C'est un grand enseignement du procès. Non seulement un Bassons n'a aucune chance de gagner contre des coureurs dopés, car, d'un cheval de trait, le dopage fait un pur-sang. Mais au sein des coureurs dopés, il y a une inégalité. Le dopage fausse doublement les classements sportifs. Les organismes ne réagissent pas pareil aux mêmes protocoles. Gérard Dine (un des spécialistes français du suivi longitudinal, ndlr) avait souligné cela au congrès de la médecine dans le cyclisme d'Auray, pendant les championnats du monde à Plouay le mois dernier. L'EPO n'a pas les mêmes effets sur tout le monde. Elle agit sur les récepteurs au niveau des globules rouges qui réagissent plus ou moins. Certains voient leur hématocrite ne monter que légèrement sous EPO. Pour les hormones de croissance, c'est la même chose. Cela permet d'utiliser la filière des lipides pour produire de l'énergie en faisant fondre les graisses. Cela marche mieux sur certaines morphologies.

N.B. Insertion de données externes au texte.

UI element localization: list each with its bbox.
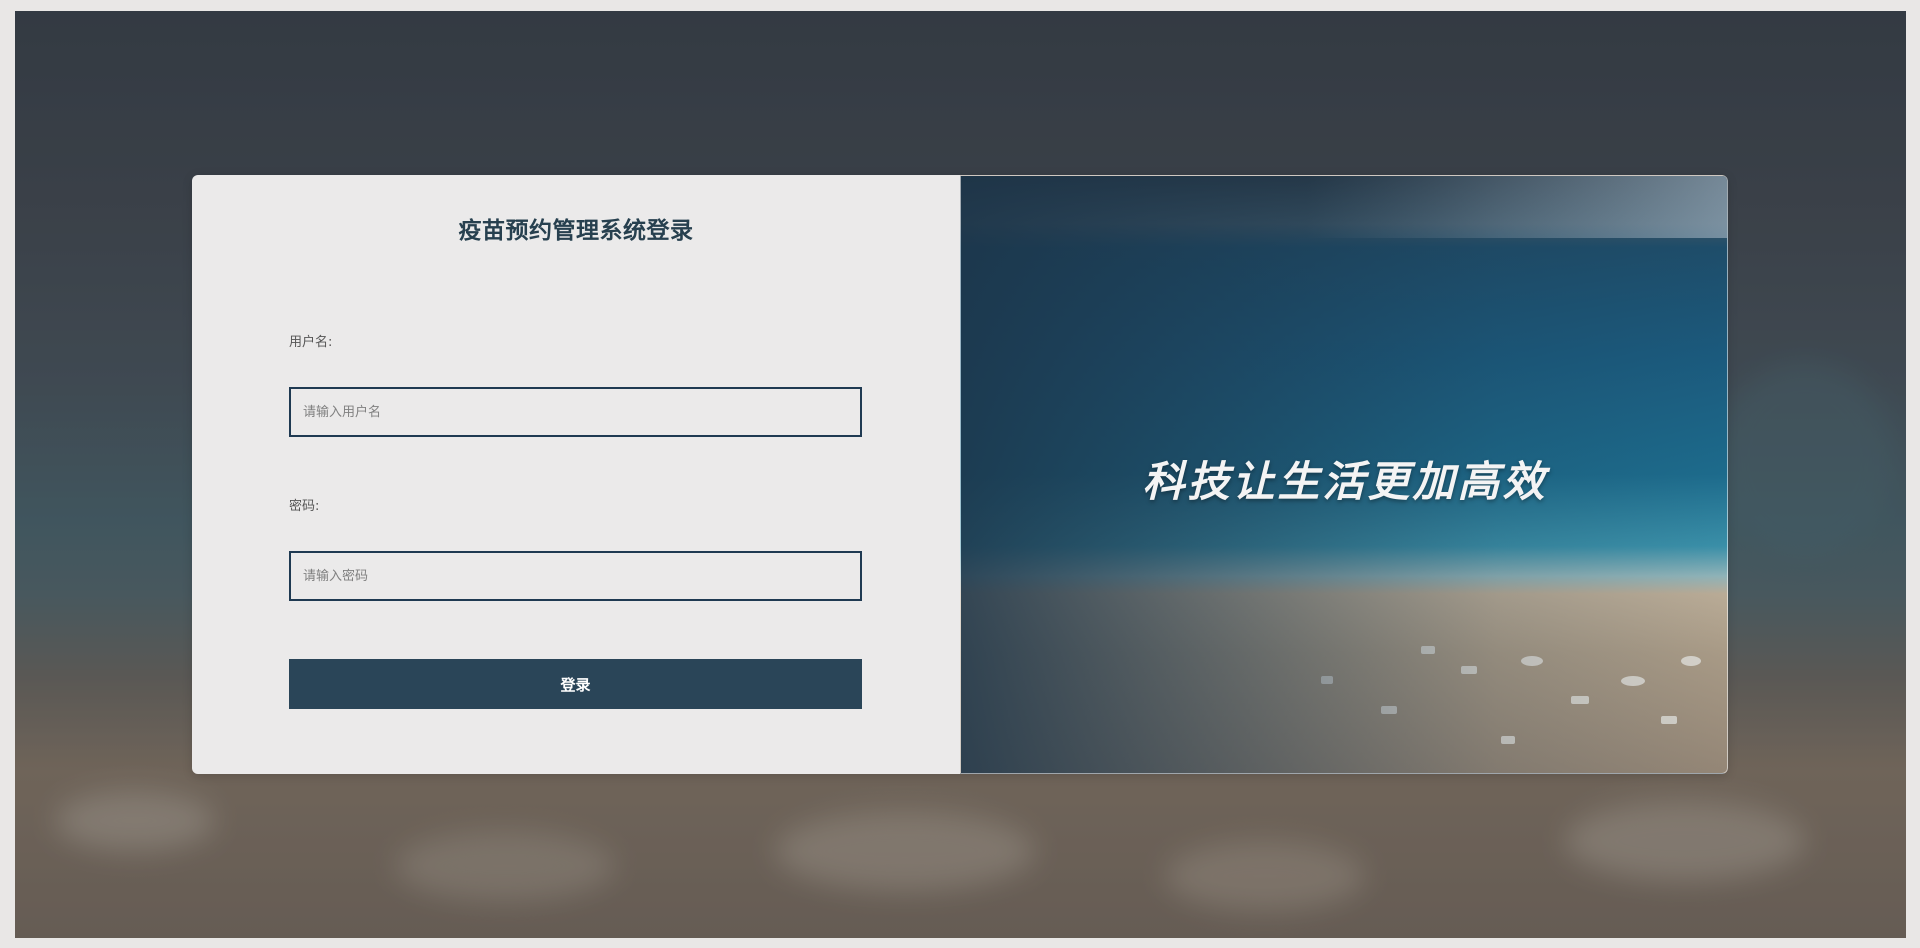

La généralisation du dopage concerne aussi les amateurs. Les témoignages des anciens coureurs, racontant n'avoir découvert les amphétamines ou les corticoïdes que dans le milieu professionnel, sont éloquents par rapport à la réalité vécue par les plus jeunes.
C'est vrai que, désormais, à l'exception de certains clubs, les coureurs qui se font remarquer en Elite 2 sont des jeunes qui ont déjà sombré dans le dopage. Un jeune du Comité Auvergne, Ruberti (1) (2), vient de signer un contrat de stagiaire chez Memory Card, l'équipe de Bjarne Riis que Jalabert a rejointe. Il était connu pour gagner plein de courses en région grâce aux corticoïdes. Désormais, il est passé à autre chose puisqu'il vient de se faire suspendre 15 jours pour hématocrite trop élevé. Ce sont ces coureurs qui se font repérer en régions par les équipes pro.
Vu la faillite de l'UCI, ne faut-il pas, comme l'ont demandé plusieurs intervenants, enlever la lutte antidopage aux autorités sportives?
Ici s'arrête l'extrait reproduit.